Pale malt (or two-row malt) is kilned slightly hotter than Pilsner, so has a slightly darker colour. It also retains all of its diastatic power and so can be mashed with adjuncts to convert the starch into fermentable sugars. Pale malt is often used in ale styles such as pale ale, and with specialty malts also forms the base for dark beers like stout and porter.
Vienna malt originated from Vienna and gives a characteristic honey-like sweetness, toasty malt flavour and rich golden colour. It can be used as the only malt in a recipe to produce beers like Oktoberfest lagers, but often is only used as 15-20% of a recipe’s grain bill. It’s slightly higher kilning temperature reduces its diastatic power somewhat so it is not very suitable for use as a base malt with starchy adjuncts.

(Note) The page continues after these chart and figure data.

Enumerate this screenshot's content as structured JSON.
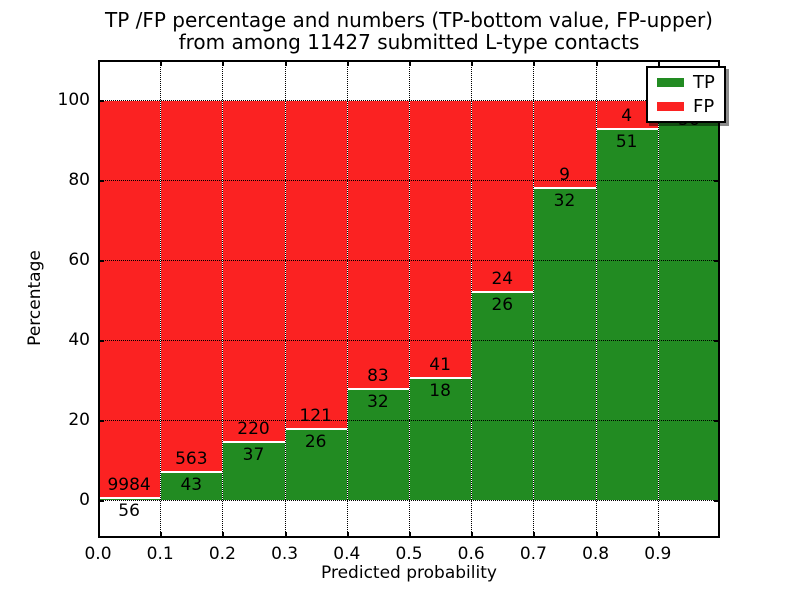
{
  "title": {
    "line1": "TP /FP percentage and numbers (TP-bottom value, FP-upper)",
    "line2": "from among 11427 submitted L-type contacts"
  },
  "axes": {
    "ylabel": "Percentage",
    "xlabel": "Predicted probability",
    "x_tick_labels": [
      "0.0",
      "0.1",
      "0.2",
      "0.3",
      "0.4",
      "0.5",
      "0.6",
      "0.7",
      "0.8",
      "0.9"
    ],
    "y_tick_labels": [
      "0",
      "20",
      "40",
      "60",
      "80",
      "100"
    ],
    "y_tick_values": [
      0,
      20,
      40,
      60,
      80,
      100
    ]
  },
  "legend": {
    "entries": [
      {
        "label": "TP",
        "color": "#228b22"
      },
      {
        "label": "FP",
        "color": "#fb2222"
      }
    ]
  },
  "colors": {
    "tp": "#228b22",
    "fp": "#fb2222",
    "grid": "#000000",
    "background": "#ffffff"
  },
  "chart_data": {
    "type": "bar",
    "stacked": true,
    "normalized_to_percent": true,
    "title": "TP /FP percentage and numbers (TP-bottom value, FP-upper) from among 11427 submitted L-type contacts",
    "xlabel": "Predicted probability",
    "ylabel": "Percentage",
    "xlim": [
      0.0,
      1.0
    ],
    "ylim": [
      -10,
      110
    ],
    "grid": true,
    "legend_position": "upper right",
    "total_contacts": 11427,
    "bin_edges": [
      0.0,
      0.1,
      0.2,
      0.3,
      0.4,
      0.5,
      0.6,
      0.7,
      0.8,
      0.9,
      1.0
    ],
    "series": [
      {
        "name": "TP",
        "color": "#228b22",
        "counts": [
          56,
          43,
          37,
          26,
          32,
          18,
          26,
          32,
          51,
          56
        ]
      },
      {
        "name": "FP",
        "color": "#fb2222",
        "counts": [
          9984,
          563,
          220,
          121,
          83,
          41,
          24,
          9,
          4,
          1
        ]
      }
    ],
    "fp_label_visible": [
      true,
      true,
      true,
      true,
      true,
      true,
      true,
      true,
      true,
      false
    ],
    "tp_label_visible": [
      true,
      true,
      true,
      true,
      true,
      true,
      true,
      true,
      true,
      true
    ]
  }
}
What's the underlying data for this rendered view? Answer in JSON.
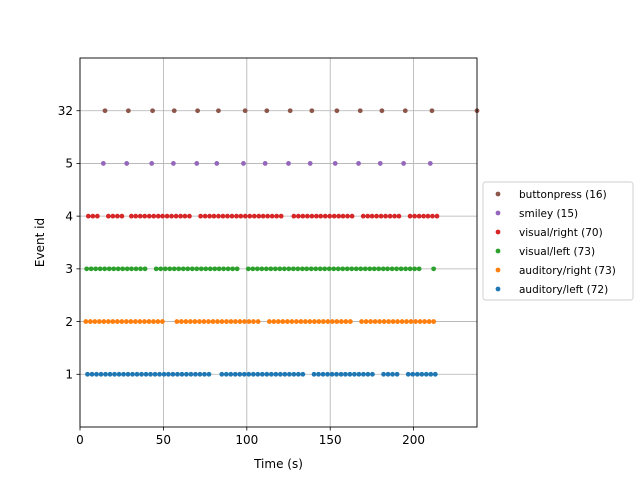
{
  "chart_data": {
    "type": "scatter",
    "xlabel": "Time (s)",
    "ylabel": "Event id",
    "xlim": [
      0,
      238
    ],
    "xticks": [
      0,
      50,
      100,
      150,
      200
    ],
    "yticks": [
      {
        "level": 1,
        "label": "1"
      },
      {
        "level": 2,
        "label": "2"
      },
      {
        "level": 3,
        "label": "3"
      },
      {
        "level": 4,
        "label": "4"
      },
      {
        "level": 5,
        "label": "5"
      },
      {
        "level": 6,
        "label": "32"
      }
    ],
    "grid": true,
    "legend_position": "right",
    "legend_order": [
      "buttonpress",
      "smiley",
      "visual/right",
      "visual/left",
      "auditory/right",
      "auditory/left"
    ],
    "series": [
      {
        "name": "auditory/left",
        "label": "auditory/left (72)",
        "color": "#1f77b4",
        "level": 1,
        "count": 72,
        "start": 4.5,
        "end": 213,
        "gaps": [
          [
            80,
            85
          ],
          [
            136,
            140
          ],
          [
            178,
            182
          ],
          [
            192,
            196
          ]
        ]
      },
      {
        "name": "auditory/right",
        "label": "auditory/right (73)",
        "color": "#ff7f0e",
        "level": 2,
        "count": 73,
        "start": 3.5,
        "end": 212,
        "gaps": [
          [
            52,
            58
          ],
          [
            109,
            113
          ],
          [
            164,
            168
          ]
        ]
      },
      {
        "name": "visual/left",
        "label": "visual/left (73)",
        "color": "#2ca02c",
        "level": 3,
        "count": 73,
        "start": 4,
        "end": 212,
        "gaps": [
          [
            41,
            45
          ],
          [
            96,
            100
          ],
          [
            206,
            212
          ]
        ]
      },
      {
        "name": "visual/right",
        "label": "visual/right (70)",
        "color": "#d62728",
        "level": 4,
        "count": 70,
        "start": 5,
        "end": 214,
        "gaps": [
          [
            12,
            16
          ],
          [
            26,
            29
          ],
          [
            67,
            71
          ],
          [
            123,
            128
          ],
          [
            165,
            169
          ],
          [
            192,
            196
          ]
        ]
      },
      {
        "name": "smiley",
        "label": "smiley (15)",
        "color": "#9467bd",
        "level": 5,
        "count": 15,
        "x": [
          14,
          28,
          43,
          56,
          70,
          82,
          98,
          111,
          125,
          138,
          153,
          167,
          180,
          194,
          210
        ]
      },
      {
        "name": "buttonpress",
        "label": "buttonpress (16)",
        "color": "#8c564b",
        "level": 6,
        "count": 16,
        "x": [
          15,
          29,
          43.5,
          56.5,
          70.5,
          83,
          99,
          112,
          126,
          139,
          154,
          168,
          181,
          195,
          211,
          238
        ]
      }
    ]
  }
}
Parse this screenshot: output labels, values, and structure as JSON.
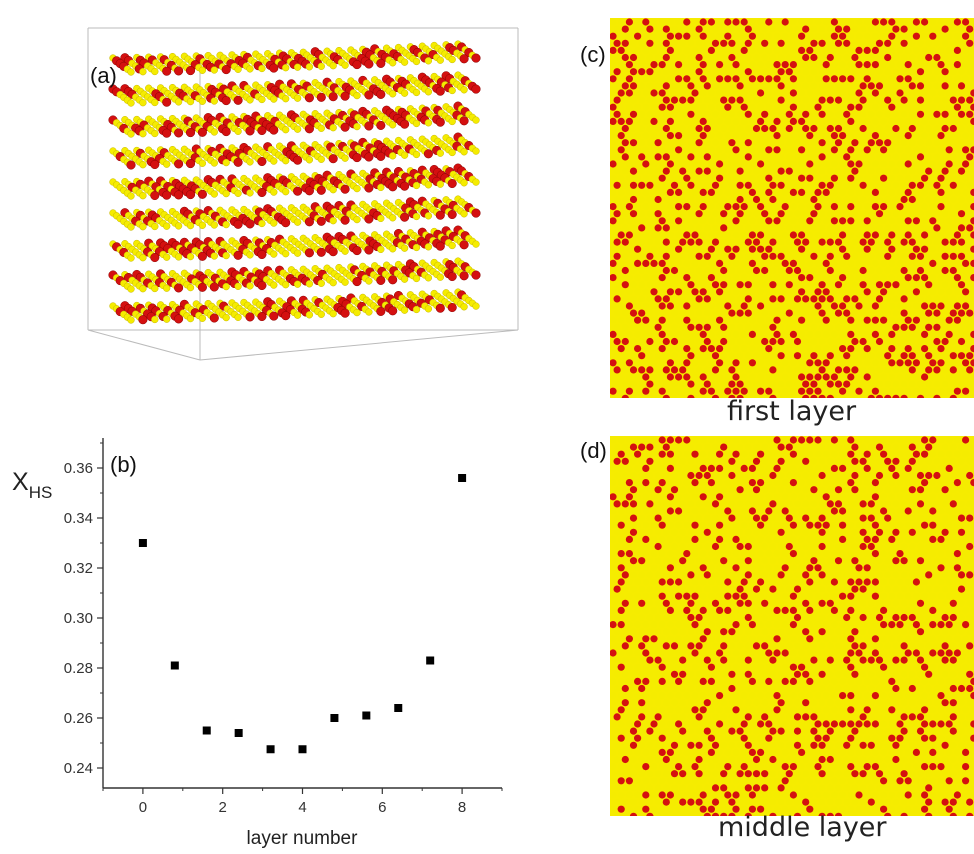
{
  "figure": {
    "panel_labels": {
      "a": "(a)",
      "b": "(b)",
      "c": "(c)",
      "d": "(d)"
    },
    "captions": {
      "c": "first layer",
      "d": "middle layer"
    },
    "colors": {
      "high_spin": "#d41010",
      "low_spin": "#f5ec00",
      "marker": "#000000"
    }
  },
  "panel_a": {
    "description_free": true,
    "layers": 9
  },
  "chart_data": {
    "type": "scatter",
    "title": "",
    "xlabel": "layer number",
    "ylabel_main": "X",
    "ylabel_sub": "HS",
    "xlim": [
      -1,
      9
    ],
    "ylim": [
      0.232,
      0.372
    ],
    "xticks": [
      0,
      2,
      4,
      6,
      8
    ],
    "yticks": [
      0.24,
      0.26,
      0.28,
      0.3,
      0.32,
      0.34,
      0.36
    ],
    "ytick_labels": [
      "0.24",
      "0.26",
      "0.28",
      "0.30",
      "0.32",
      "0.34",
      "0.36"
    ],
    "series": [
      {
        "x": [
          0,
          0.8,
          1.6,
          2.4,
          3.2,
          4.0,
          4.8,
          5.6,
          6.4,
          7.2,
          8.0
        ],
        "y": [
          0.33,
          0.281,
          0.255,
          0.254,
          0.2475,
          0.2475,
          0.26,
          0.261,
          0.264,
          0.283,
          0.356
        ]
      }
    ]
  }
}
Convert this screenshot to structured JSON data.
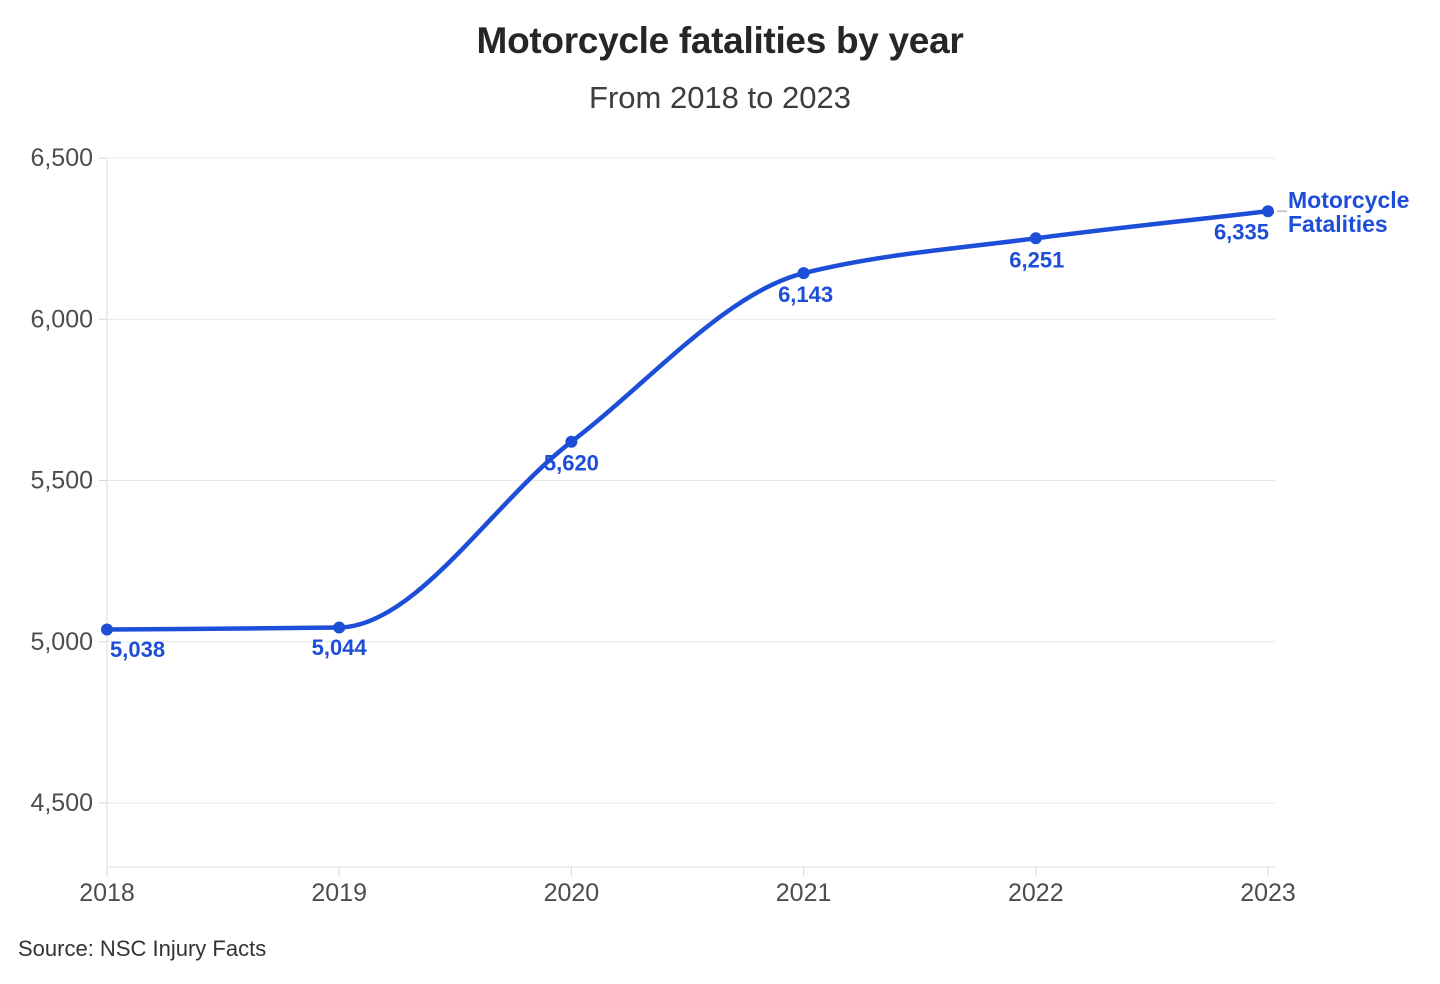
{
  "chart": {
    "title": "Motorcycle fatalities by year",
    "subtitle": "From 2018 to 2023",
    "source": "Source: NSC Injury Facts",
    "legend": {
      "line1": "Motorcycle",
      "line2": "Fatalities"
    }
  },
  "chart_data": {
    "type": "line",
    "title": "Motorcycle fatalities by year",
    "subtitle": "From 2018 to 2023",
    "categories": [
      "2018",
      "2019",
      "2020",
      "2021",
      "2022",
      "2023"
    ],
    "series": [
      {
        "name": "Motorcycle Fatalities",
        "values": [
          5038,
          5044,
          5620,
          6143,
          6251,
          6335
        ]
      }
    ],
    "point_labels": [
      "5,038",
      "5,044",
      "5,620",
      "6,143",
      "6,251",
      "6,335"
    ],
    "y_ticks": [
      6500,
      6000,
      5500,
      5000,
      4500
    ],
    "y_tick_labels": [
      "6,500",
      "6,000",
      "5,500",
      "5,000",
      "4,500"
    ],
    "ylim": [
      4300,
      6500
    ],
    "xlabel": "",
    "ylabel": "",
    "grid": "horizontal",
    "legend_position": "end-of-line",
    "legend_lines": [
      "Motorcycle",
      "Fatalities"
    ],
    "source": "Source: NSC Injury Facts",
    "colors": {
      "line": "#1d4ed8",
      "label_text": "#1d4ed8",
      "legend_text": "#1d4ed8",
      "grid": "#e9e9e9",
      "axis": "#dedede",
      "tick": "#d6d6d6",
      "leader_dash": "#c9c9c9",
      "tick_text": "#4d4d4d",
      "title": "#262626",
      "subtitle": "#3d3d3d",
      "source_text": "#333333",
      "background": "#ffffff"
    }
  }
}
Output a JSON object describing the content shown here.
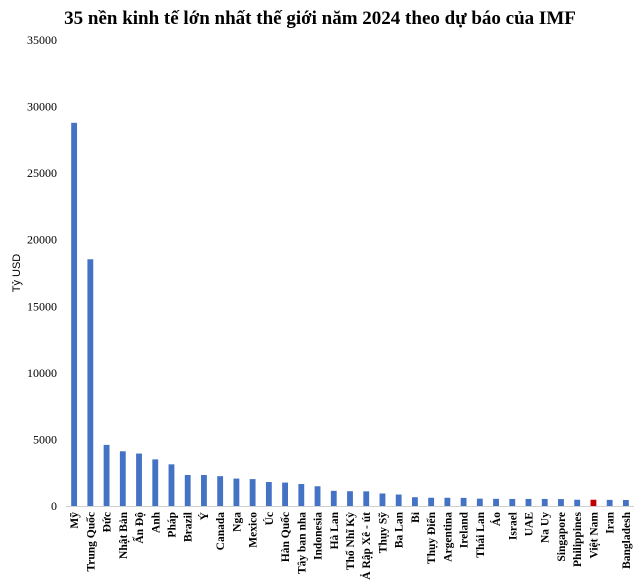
{
  "chart_data": {
    "type": "bar",
    "title": "35 nền kinh tế lớn nhất thế giới năm 2024 theo dự báo của IMF",
    "xlabel": "",
    "ylabel": "Tỷ USD",
    "ylim": [
      0,
      35000
    ],
    "yticks": [
      "0",
      "5000",
      "10000",
      "15000",
      "20000",
      "25000",
      "30000",
      "35000"
    ],
    "grid": false,
    "legend": "none",
    "colors": {
      "default": "#4472C4",
      "highlight": "#C00000"
    },
    "highlight_category": "Việt Nam",
    "categories": [
      "Mỹ",
      "Trung Quốc",
      "Đức",
      "Nhật Bản",
      "Ấn Độ",
      "Anh",
      "Pháp",
      "Brazil",
      "Ý",
      "Canada",
      "Nga",
      "Mexico",
      "Úc",
      "Hàn Quốc",
      "Tây ban nha",
      "Indonesia",
      "Hà Lan",
      "Thổ Nhĩ Kỳ",
      "Ả Rập Xê - út",
      "Thụy Sỹ",
      "Ba Lan",
      "Bỉ",
      "Thụy Điển",
      "Argentina",
      "Ireland",
      "Thái Lan",
      "Áo",
      "Israel",
      "UAE",
      "Na Uy",
      "Singapore",
      "Philippines",
      "Việt Nam",
      "Iran",
      "Bangladesh"
    ],
    "values": [
      28780,
      18530,
      4590,
      4110,
      3940,
      3500,
      3130,
      2330,
      2330,
      2240,
      2060,
      2020,
      1800,
      1760,
      1650,
      1480,
      1140,
      1110,
      1100,
      940,
      860,
      660,
      620,
      620,
      610,
      550,
      540,
      530,
      530,
      530,
      520,
      470,
      470,
      460,
      450
    ]
  }
}
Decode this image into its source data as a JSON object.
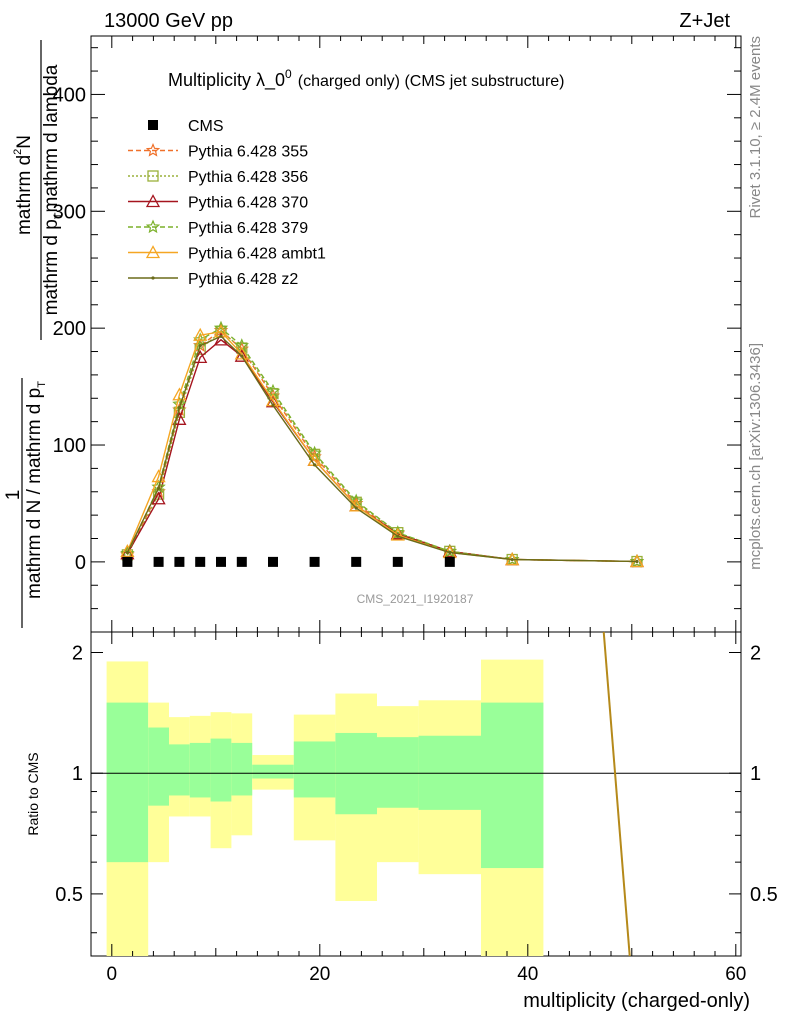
{
  "header": {
    "left": "13000 GeV pp",
    "right": "Z+Jet"
  },
  "side": {
    "rivet": "Rivet 3.1.10, ≥ 2.4M events",
    "mcplots": "mcplots.cern.ch [arXiv:1306.3436]"
  },
  "chart_data": {
    "type": "line",
    "title_main": "Multiplicity λ_0",
    "title_sup": "0",
    "title_sub": "(charged only) (CMS jet substructure)",
    "watermark": "CMS_2021_I1920187",
    "xlabel": "multiplicity (charged-only)",
    "ylabel_main": {
      "num_a": "mathrm d",
      "num_b": "N",
      "num_sup": "2",
      "den_a": "mathrm d p",
      "den_sub": "T",
      "den_b": "mathrm d lambda",
      "outer_num": "1",
      "outer_den_a": "mathrm d N / mathrm d p",
      "outer_den_sub": "T"
    },
    "ylabel_ratio": "Ratio to CMS",
    "xlim": [
      -2,
      60.5
    ],
    "ylim": [
      -60,
      450
    ],
    "ratio_ylim": [
      0.35,
      2.25
    ],
    "x_ticks": [
      "0",
      "20",
      "40",
      "60"
    ],
    "y_ticks": [
      "0",
      "100",
      "200",
      "300",
      "400"
    ],
    "ratio_ticks": [
      "0.5",
      "1",
      "2"
    ],
    "cms": {
      "name": "CMS",
      "x": [
        1.5,
        4.5,
        6.5,
        8.5,
        10.5,
        12.5,
        15.5,
        19.5,
        23.5,
        27.5,
        32.5
      ],
      "y": [
        0,
        0,
        0,
        0,
        0,
        0,
        0,
        0,
        0,
        0,
        0
      ]
    },
    "band_bins": [
      {
        "x0": -0.5,
        "x1": 3.5,
        "g0": 0.6,
        "g1": 1.5,
        "y0": 0.35,
        "y1": 1.9
      },
      {
        "x0": 3.5,
        "x1": 5.5,
        "g0": 0.83,
        "g1": 1.3,
        "y0": 0.6,
        "y1": 1.5
      },
      {
        "x0": 5.5,
        "x1": 7.5,
        "g0": 0.88,
        "g1": 1.18,
        "y0": 0.78,
        "y1": 1.38
      },
      {
        "x0": 7.5,
        "x1": 9.5,
        "g0": 0.87,
        "g1": 1.19,
        "y0": 0.78,
        "y1": 1.39
      },
      {
        "x0": 9.5,
        "x1": 11.5,
        "g0": 0.85,
        "g1": 1.22,
        "y0": 0.65,
        "y1": 1.42
      },
      {
        "x0": 11.5,
        "x1": 13.5,
        "g0": 0.88,
        "g1": 1.19,
        "y0": 0.7,
        "y1": 1.41
      },
      {
        "x0": 13.5,
        "x1": 17.5,
        "g0": 0.97,
        "g1": 1.05,
        "y0": 0.91,
        "y1": 1.11
      },
      {
        "x0": 17.5,
        "x1": 21.5,
        "g0": 0.87,
        "g1": 1.2,
        "y0": 0.68,
        "y1": 1.4
      },
      {
        "x0": 21.5,
        "x1": 25.5,
        "g0": 0.79,
        "g1": 1.26,
        "y0": 0.48,
        "y1": 1.58
      },
      {
        "x0": 25.5,
        "x1": 29.5,
        "g0": 0.82,
        "g1": 1.23,
        "y0": 0.6,
        "y1": 1.47
      },
      {
        "x0": 29.5,
        "x1": 35.5,
        "g0": 0.81,
        "g1": 1.24,
        "y0": 0.56,
        "y1": 1.52
      },
      {
        "x0": 35.5,
        "x1": 41.5,
        "g0": 0.58,
        "g1": 1.5,
        "y0": 0.35,
        "y1": 1.92
      }
    ],
    "ratio_line": {
      "x": [
        47.3,
        49.8
      ],
      "y": [
        2.4,
        0.35
      ],
      "color": "#b5891a"
    },
    "series": [
      {
        "name": "Pythia 6.428 355",
        "color": "#f0712a",
        "dash": "5,3",
        "marker": "star",
        "x": [
          1.5,
          4.5,
          6.5,
          8.5,
          10.5,
          12.5,
          15.5,
          19.5,
          23.5,
          27.5,
          32.5,
          38.5,
          50.5
        ],
        "y": [
          6,
          60,
          130,
          185,
          198,
          182,
          142,
          90,
          50,
          24,
          9,
          2,
          0.3
        ]
      },
      {
        "name": "Pythia 6.428 356",
        "color": "#9ab03a",
        "dash": "2,2",
        "marker": "square",
        "x": [
          1.5,
          4.5,
          6.5,
          8.5,
          10.5,
          12.5,
          15.5,
          19.5,
          23.5,
          27.5,
          32.5,
          38.5,
          50.5
        ],
        "y": [
          6,
          58,
          128,
          182,
          197,
          183,
          144,
          92,
          51,
          25,
          9,
          2,
          0.3
        ]
      },
      {
        "name": "Pythia 6.428 370",
        "color": "#a5141e",
        "dash": "",
        "marker": "triangle",
        "x": [
          1.5,
          4.5,
          6.5,
          8.5,
          10.5,
          12.5,
          15.5,
          19.5,
          23.5,
          27.5,
          32.5,
          38.5,
          50.5
        ],
        "y": [
          7,
          54,
          122,
          175,
          190,
          176,
          137,
          87,
          48,
          24,
          9,
          2,
          0.3
        ]
      },
      {
        "name": "Pythia 6.428 379",
        "color": "#7bb02a",
        "dash": "5,3",
        "marker": "star",
        "x": [
          1.5,
          4.5,
          6.5,
          8.5,
          10.5,
          12.5,
          15.5,
          19.5,
          23.5,
          27.5,
          32.5,
          38.5,
          50.5
        ],
        "y": [
          7,
          64,
          135,
          190,
          200,
          185,
          146,
          93,
          52,
          25,
          9,
          2,
          0.3
        ]
      },
      {
        "name": "Pythia 6.428 ambt1",
        "color": "#f5a623",
        "dash": "",
        "marker": "triangle",
        "x": [
          1.5,
          4.5,
          6.5,
          8.5,
          10.5,
          12.5,
          15.5,
          19.5,
          23.5,
          27.5,
          32.5,
          38.5,
          50.5
        ],
        "y": [
          9,
          73,
          143,
          194,
          197,
          178,
          138,
          87,
          48,
          23,
          8,
          2,
          0.3
        ]
      },
      {
        "name": "Pythia 6.428 z2",
        "color": "#6b6b1a",
        "dash": "",
        "marker": "dot",
        "x": [
          1.5,
          4.5,
          6.5,
          8.5,
          10.5,
          12.5,
          15.5,
          19.5,
          23.5,
          27.5,
          32.5,
          38.5,
          50.5
        ],
        "y": [
          8,
          63,
          132,
          185,
          193,
          176,
          134,
          83,
          46,
          22,
          8,
          2,
          0.3
        ]
      }
    ]
  }
}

Munich malt is the darkest base malt. It originated in Bavaria, and is used as the only malt in traditional Bavarian beers such as the Bock. It is used in smaller quantities in many other German lagers and is also very popular as an addition to American-style ales. It contributes a unique, very rich, dark dried fruit flavour and a deep mahogany colour. Due to its high kilning temperature it has barely enough diastatic power to convert its own starch into sugars and so is not recommended for use as a base malt with starchy adjuncts.
Base malts can be chosen depending on a several factors. If the recipe calls for starchy adjuncts such as rice or corn it’s best to use a pale base malt with high diastatic power such as pale malt or Pilsner malt. Of course darker base malts can still be added for colour and flavour, but they won’t contribute much to starch conversion. If you’re brewing a German lager, a base of Pilsner malt with a small quantity of Vienna or Munich would make an excellent foundation. Likewise, small amounts of Vienna or Munich with a base of pale malt would make an excellent foundation for an American ale. Or you could use 100% Vienna to make a deliciously rich Oktoberfest, or 100% Munich would make a very decadent Bock.
Now that you know how to use base malt, go forth and brew! And remember, there’s enough variety and flavour in the varieties of base malt to make it anything but basic.